Deskripsi
Titian Rasa Jembatan Kata – Katarsis Sunyi, Dialektika Batin, dan Ruang Meditasi Estetis Keseharian
Buku "Titian Rasa Jembatan Kata: Kumpulan Puisi" merupakan sebuah antologi puisi tunggal setebal 86 halaman yang merekam perjalanan batin secara intim, jujur, dan mendalam. Sebagai karya antologi kelima dari penyair Nira Surya, buku yang ditulis sepanjang tahun 2018 hingga akhir 2019 ini bertindak sebagai jembatan ekspresi atas segala hal yang dilihat, didengar, dan dirasakan oleh penulis dalam rutinitas harian. Melalui pilihan diksi yang membumi tetapi sarat akan misteri arti, Nira Surya memanfaatkan kekuatan kata sebagai media katarsis untuk menyuarakan emosi-emosi manusiawi yang sering kali terbungkam oleh realitas kehidupan.
Mosaik Keheningan Jiwa, Ragam Budaya, dan Radar Sosial-Kemanusiaan:
1. Seni Memeluk Diam dan Kekuatan Kata sebagai Jembatan Jiwa:
Poros kekuatan utama antologi ini terletak pada puisi utamanya yang bertajuk "Titian Rasa Jembatan Kata". Ditulis di Balikpapan pada Desember 2019, puisi ini memotret secara sportif momen ketika ujian hidup memaksa batin untuk diam tanpa suara, menahan sesak di dada demi menjaga perasaan orang lain. Dalam kondisi menelan nestapa tersebut, penulis menawarkan sebuah pencerahan harian yang sejuk: bahwa ketika mulut terkunci, untaian kata di atas kertas adalah teman setia yang paling merdeka. Kata bertindak sebagai perwakilan jati diri yang jujur, bebas dari intervensi, dan mampu membuat hati kembali bernyanyi melewati badai cobaan.
2. Eksplorasi Lokalitas, Nuansa Nusantara, dan Kepedulian Ekologis:
Nira Surya membawa pembaca melakukan ziarah kultural yang sangat kaya warna melalui radar pengamatannya yang tajam.
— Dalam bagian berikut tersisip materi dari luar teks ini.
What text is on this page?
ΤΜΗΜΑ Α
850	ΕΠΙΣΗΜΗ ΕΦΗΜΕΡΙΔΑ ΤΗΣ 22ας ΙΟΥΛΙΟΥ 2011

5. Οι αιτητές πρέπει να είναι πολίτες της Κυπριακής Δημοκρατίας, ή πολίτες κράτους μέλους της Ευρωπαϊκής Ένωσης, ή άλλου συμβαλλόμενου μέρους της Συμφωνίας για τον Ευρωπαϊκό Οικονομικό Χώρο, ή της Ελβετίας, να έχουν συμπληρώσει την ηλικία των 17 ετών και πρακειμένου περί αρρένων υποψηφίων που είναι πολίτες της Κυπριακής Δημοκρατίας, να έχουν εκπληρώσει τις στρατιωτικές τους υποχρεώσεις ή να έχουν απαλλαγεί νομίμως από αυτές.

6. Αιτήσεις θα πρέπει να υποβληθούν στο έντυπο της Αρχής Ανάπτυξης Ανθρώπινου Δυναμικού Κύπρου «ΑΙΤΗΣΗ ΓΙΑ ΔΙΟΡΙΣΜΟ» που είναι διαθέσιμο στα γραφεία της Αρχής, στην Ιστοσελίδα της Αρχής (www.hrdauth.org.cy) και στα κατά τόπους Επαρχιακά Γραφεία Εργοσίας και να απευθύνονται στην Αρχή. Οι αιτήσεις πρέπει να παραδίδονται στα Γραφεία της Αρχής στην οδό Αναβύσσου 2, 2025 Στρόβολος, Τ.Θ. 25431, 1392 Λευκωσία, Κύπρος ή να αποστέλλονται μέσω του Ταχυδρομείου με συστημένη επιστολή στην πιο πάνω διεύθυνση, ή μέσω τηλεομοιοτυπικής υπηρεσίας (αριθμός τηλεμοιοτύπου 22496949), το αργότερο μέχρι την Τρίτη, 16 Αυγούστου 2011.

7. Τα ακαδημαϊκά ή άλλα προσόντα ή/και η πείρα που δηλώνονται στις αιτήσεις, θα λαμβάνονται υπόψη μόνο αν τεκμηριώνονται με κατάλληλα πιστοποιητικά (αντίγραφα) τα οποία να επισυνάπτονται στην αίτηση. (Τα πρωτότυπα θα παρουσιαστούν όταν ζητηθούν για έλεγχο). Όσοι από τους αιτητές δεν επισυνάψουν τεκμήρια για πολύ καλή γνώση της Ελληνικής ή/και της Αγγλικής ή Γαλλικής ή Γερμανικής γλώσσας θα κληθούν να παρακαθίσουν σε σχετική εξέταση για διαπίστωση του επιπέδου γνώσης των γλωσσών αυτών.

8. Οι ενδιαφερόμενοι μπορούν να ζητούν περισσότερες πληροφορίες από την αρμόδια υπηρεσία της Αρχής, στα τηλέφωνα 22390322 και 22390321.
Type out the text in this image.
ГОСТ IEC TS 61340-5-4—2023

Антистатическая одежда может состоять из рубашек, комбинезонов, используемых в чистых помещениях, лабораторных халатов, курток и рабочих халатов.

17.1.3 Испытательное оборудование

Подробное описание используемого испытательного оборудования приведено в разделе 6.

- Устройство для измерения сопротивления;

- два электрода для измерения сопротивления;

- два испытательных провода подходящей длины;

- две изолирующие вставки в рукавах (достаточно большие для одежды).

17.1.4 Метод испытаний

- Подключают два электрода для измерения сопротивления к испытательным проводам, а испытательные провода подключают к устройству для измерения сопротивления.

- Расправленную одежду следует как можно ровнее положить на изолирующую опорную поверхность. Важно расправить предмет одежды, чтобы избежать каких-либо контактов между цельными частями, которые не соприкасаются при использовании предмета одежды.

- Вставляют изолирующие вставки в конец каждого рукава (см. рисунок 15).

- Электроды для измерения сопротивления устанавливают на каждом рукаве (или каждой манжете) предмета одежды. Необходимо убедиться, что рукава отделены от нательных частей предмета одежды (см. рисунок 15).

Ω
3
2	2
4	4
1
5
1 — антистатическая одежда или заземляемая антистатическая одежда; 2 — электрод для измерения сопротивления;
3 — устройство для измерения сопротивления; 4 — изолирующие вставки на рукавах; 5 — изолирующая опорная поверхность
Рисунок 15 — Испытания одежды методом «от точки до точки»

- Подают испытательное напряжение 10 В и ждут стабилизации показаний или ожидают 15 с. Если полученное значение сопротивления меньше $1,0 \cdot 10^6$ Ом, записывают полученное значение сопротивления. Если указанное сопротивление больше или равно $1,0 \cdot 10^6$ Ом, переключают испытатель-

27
Kehadiran latar lokalitas dan simbol budaya Nusantara terekam apik dalam judul-judul seperti "Nasib Burung Enggang", "Tongkonan", hingga "Kayanku". Melalui bait-bait tersebut, penulis tidak hanya mengagumi kekayaan tradisi, melainkan juga menyisipkan pesan humaniora dan kritik harian mengenai gersangnya ekosistem alam, mengajak pembaca untuk sejenak melambat dan ikut merasakan denyut nadi bumi yang sedang terluka.
3. Satir Sosial Urban, Spiritualitas, dan Catatan Kebangsaan:
Daya pikat lain dari antologi ini adalah keberanian penulis untuk memotret paradoks sosial harian secara apa adanya tanpa penghakiman. Melalui puisi bernada satir yang lugas seperti "Koplak Negara Atas Angin", "Pura-Pura Miskin", "Kepo", dan "Orang Kaya Sontoloyo", Nira menyentuh realitas perilaku manusia modern dengan formula bahasa yang ringan dan jenaka. Ketegangan satir tersebut diimbangi secara teduh lewat puisi-puisi refleksi spiritual dan kebangsaan, seperti "Izinkan Aku Berhijab", "Misteri Takbir", "Jayalah Garudaku", serta empati mendalam atas bencana alam dalam "Mendung di Langit Sulteng".
Kesimpulan: Prasasti Kata yang Ringan, Mengalir, dan Menggugah Empati
Pada akhirnya, antologi "Titian Rasa Jembatan Kata" berhasil membuktikan bahwa puisi yang menyentuh hati lahir dari kejujuran dalam memotret keseharian. Rangkaian bait yang disajikan oleh Nira Surya dikemas menggunakan pilihan bahasa yang mengalir lancar, ringan dibaca, tetapi memiliki kedalaman makna yang membumi tanpa harus terjebak dalam diksi langit yang rumit.
Buku ini menjadi pilihan bacaan yang sangat menyegarkan dan hangat, memberikan ruang jeda kontemplatif yang menenangkan di kala senja. Sangat direkomendasikan bagi para pelajar, pengajar, penikmat sastra urban, serta siapa saja yang sedang mencari ruang penyembuhan batin lewat untaian kata-kata yang bersahaja tetapi sarat akan hikmah kehidupan.